La chancelière, adulée il y a encore peu de temps, par les deux tiers de la population après dix ans de pouvoir, devient la cible de critiques pour le moins catégoriques, telle  » Je pense que Mme Merkel est un criminel. Bien que sa place ne soit pas sur une potence, elle est probablement en prison. » (http://anti-merkel.blog.de/). Ces excès existent aussi dans le camp de ceux qui sont favorables à cette immigration débridée. Ce sont exactement les mêmes qu’en France, i e  le service public et les médias néolibéraux, soit la quasi totalité de ceux qui diffusent une information devant être reçue comme la bonne parole. Le tabloïd Bild par exemple traque sur Facebook les anti immigrationnistes et affiche leur photo en première page du journal!

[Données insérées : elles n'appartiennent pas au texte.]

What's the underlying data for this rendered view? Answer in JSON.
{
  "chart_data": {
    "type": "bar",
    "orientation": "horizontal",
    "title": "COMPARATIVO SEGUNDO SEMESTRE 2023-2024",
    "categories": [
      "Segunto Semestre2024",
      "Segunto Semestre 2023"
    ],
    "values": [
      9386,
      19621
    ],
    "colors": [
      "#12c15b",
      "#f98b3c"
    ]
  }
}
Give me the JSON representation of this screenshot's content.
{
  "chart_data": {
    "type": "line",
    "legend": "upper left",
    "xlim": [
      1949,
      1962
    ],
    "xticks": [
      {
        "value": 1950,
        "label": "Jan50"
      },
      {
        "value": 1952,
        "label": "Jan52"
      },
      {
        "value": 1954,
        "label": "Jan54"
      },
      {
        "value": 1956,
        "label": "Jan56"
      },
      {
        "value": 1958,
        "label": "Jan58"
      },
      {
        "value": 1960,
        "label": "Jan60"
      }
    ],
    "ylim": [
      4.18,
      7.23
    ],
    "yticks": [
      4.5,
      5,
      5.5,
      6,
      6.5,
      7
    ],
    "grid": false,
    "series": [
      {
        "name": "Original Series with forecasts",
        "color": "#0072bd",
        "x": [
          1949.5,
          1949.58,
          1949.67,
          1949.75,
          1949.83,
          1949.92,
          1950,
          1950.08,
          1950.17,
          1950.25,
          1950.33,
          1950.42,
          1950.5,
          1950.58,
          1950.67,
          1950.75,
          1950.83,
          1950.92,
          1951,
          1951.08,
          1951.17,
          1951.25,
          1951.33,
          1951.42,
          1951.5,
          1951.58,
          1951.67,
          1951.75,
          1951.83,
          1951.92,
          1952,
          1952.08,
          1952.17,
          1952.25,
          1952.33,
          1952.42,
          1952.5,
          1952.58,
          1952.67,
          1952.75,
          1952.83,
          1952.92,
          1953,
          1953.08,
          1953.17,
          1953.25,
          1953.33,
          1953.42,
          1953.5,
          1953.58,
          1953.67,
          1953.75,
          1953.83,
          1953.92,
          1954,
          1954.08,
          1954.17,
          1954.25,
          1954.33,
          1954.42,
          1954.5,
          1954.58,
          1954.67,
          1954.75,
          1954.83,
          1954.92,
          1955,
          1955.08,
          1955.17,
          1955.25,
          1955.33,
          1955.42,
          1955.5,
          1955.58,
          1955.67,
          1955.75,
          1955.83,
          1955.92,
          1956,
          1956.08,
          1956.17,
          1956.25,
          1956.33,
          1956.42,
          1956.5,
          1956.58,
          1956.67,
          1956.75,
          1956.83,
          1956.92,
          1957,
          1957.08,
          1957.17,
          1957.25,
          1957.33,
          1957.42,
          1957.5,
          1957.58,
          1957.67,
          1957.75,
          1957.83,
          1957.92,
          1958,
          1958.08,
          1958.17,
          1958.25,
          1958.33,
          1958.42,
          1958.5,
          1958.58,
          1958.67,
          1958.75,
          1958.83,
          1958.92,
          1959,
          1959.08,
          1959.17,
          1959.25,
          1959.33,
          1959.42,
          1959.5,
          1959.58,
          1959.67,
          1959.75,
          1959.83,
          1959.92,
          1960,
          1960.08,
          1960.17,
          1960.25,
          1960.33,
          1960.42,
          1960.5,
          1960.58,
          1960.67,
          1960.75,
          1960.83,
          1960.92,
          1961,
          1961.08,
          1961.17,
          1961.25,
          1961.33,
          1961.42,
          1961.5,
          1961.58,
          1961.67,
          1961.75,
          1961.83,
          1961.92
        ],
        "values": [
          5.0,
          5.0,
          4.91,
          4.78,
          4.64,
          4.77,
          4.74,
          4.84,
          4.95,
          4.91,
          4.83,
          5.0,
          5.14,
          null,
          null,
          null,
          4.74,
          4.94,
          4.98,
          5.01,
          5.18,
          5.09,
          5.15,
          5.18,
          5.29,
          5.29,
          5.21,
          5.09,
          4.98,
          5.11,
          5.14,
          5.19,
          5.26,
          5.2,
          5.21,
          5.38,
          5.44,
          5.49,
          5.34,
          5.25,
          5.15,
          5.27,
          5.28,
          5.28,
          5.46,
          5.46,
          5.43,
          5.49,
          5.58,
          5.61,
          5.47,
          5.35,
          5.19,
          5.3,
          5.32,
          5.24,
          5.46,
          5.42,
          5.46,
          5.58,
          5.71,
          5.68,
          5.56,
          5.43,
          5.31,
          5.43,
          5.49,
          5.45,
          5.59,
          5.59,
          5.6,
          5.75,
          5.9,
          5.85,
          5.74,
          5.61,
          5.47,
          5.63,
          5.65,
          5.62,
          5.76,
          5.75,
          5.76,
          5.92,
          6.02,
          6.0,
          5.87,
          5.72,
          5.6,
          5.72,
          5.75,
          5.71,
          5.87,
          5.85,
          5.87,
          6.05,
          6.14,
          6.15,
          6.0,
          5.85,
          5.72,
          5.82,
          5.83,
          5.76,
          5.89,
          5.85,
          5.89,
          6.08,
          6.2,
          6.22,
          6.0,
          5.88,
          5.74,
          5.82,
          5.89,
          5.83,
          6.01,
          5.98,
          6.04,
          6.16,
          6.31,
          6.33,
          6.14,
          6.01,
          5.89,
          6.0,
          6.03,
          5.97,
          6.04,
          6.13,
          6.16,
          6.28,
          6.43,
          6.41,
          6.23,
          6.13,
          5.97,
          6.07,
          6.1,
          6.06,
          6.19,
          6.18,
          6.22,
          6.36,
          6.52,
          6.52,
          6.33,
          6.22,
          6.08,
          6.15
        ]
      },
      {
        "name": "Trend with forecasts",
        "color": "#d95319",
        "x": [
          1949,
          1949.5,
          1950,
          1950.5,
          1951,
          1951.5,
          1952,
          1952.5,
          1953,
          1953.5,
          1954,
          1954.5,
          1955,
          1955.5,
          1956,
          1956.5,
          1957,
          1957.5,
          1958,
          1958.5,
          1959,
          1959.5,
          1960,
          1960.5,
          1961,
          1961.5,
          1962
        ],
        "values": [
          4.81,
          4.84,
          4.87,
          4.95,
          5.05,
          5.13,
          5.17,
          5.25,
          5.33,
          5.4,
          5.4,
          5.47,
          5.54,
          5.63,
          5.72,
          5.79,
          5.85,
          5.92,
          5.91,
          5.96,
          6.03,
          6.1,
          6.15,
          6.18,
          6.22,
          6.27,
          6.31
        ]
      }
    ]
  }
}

La gauche radicale se fait discrète sur le sujet. A l’inverse de la nôtre, elle comprend le rôle déstabilisateur d’un afflux de mains d’oeuvre ayant vocation à se situer directement en concurrence avec le travailleur allemand. Pediga continue à prendre de l’ampleur et ses manifestations attirent de plus en plus de citoyens (http://politiqart.com/pegida/). Loin de faire dans la demi mesure, le mouvement islamophobe attire de jeunes allemands qui se radicalisent face à un pouvoir refusant de les entendre et qui ne sait que hurler à la démocratie en danger en utilisant la rhétorique habituelle de la dramatisation.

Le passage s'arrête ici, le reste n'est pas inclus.